File System Abstraction

We need file systems as data (pphysical memory) is volatile. We want out files to persist so we use external storage to store persistent information. Direct access to the storage media is not portable and dependent on hardware specification and organization.

A file system provides an abstraction on top of the physical media (so you can e.g. drag and drop files rather than deal with the specific location). As an extension, being a high level resource management scheme, it provides protection and enables sharing between processes and users.

General Criteria

A file system should be self-contained. Information stored on a media is enough to describe the entire organization where it should be "plug-and-play", in the sense that when it comes to access the media, all the information required to access should already be available.
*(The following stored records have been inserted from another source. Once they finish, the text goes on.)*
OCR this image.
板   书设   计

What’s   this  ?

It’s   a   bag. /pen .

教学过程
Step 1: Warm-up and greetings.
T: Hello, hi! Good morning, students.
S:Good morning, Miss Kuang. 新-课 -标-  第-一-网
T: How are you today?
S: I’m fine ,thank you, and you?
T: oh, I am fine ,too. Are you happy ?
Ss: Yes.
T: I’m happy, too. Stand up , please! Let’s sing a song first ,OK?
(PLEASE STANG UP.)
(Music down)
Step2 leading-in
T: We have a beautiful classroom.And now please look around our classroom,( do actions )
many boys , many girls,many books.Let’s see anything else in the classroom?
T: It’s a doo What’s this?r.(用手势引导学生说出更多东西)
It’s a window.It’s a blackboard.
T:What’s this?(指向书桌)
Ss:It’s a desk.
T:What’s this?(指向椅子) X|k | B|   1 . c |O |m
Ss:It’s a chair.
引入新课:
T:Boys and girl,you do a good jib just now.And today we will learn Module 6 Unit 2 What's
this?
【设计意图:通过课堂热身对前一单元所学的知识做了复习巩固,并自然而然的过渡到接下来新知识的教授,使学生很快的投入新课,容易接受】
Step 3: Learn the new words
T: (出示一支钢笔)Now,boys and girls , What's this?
You should not be providing extra information.

Of course, it should also be persistent beyond the lifetime of OS and processes. We don't want to lose our files!

It should also be efficient (in the manner you are used to using, easy to access). It should provide good management of free and unused space with minimum overhead for bookkeeping information.

Memory Management vs File Management

memvsFile

Abstraction

ls color

If you run ls --color=tty on your terminal, it adds colour to directory/files etc!

The OS many things the file system does to users through system calls. But first, what is a file?

File

Files represent a logicla unit of information created by a process. It is an abstraction - essentially an abstract data type (it just has 0s and 1s) with a set of common operations with various possible implementations.

Apart from data (information structured in some ways) and metadata (additional information associated with the file, aka file attributes). The file attributes are basically what you see when you look for file information. If you want more information, you can also use stat filename!

Metadata

metadata

As seen, a lot of information needs to be kept in order to access information about the file.

Name

Different file systems has different naming rules, as the system has to understand how to interprete the files and determine if it is a valid file name. Some common naming rules include:

Length of file name
Case sensitivity
Allowed special symbols
File extension
- Usually is Name.Extension
- On some FS, Extension is used to indicate the file type

File Type

An OS commonly supports a number of file types. Each type has an associated set of operations and possibly a specific program for processing. Common file types include:

Regular files
- contains user information
Directories
- system files for FS structure
Special files
- character/block oriented
- like for keyboards, read in streams of bytes

A regular file we are familiar with is the ASCII files (e.g. text file, program source code etc.) which can be displayed or printed as is. There are also binary files (executable, Java class file, pdf, mp3/4, png/jpeg etc.). They usually have a predefined internal structure that can be processed by a specific program (JVM for java class file, PDF reader for pdf files etc.)

To distinguish file types, we can refer to the file extension (used by Windows OS) such as .docx which would be word document. A change of extension implies a change in file type. We can also use embedded information in the file (used by UNIX) which is usually stored at the beginning of the file and commonly known as a magic number.

File Protection

Since we store and access file, we need a good understanding of what we are allowed to do on the file. Protection helps us control access ot the information stored in the file. The types of access include

Read: Retrieves information from the file
Write: (Re)Write the file
Execute: Load file into memory and execute it
Append: Add new information to the end of the file
Delete: Remove the file from FS
List: Read metadata of a file

Normally for file access, there is some kind of access control built into the system. This is where OS and file systems start "talking" closely. It is the OS that determines your file access, not the file system.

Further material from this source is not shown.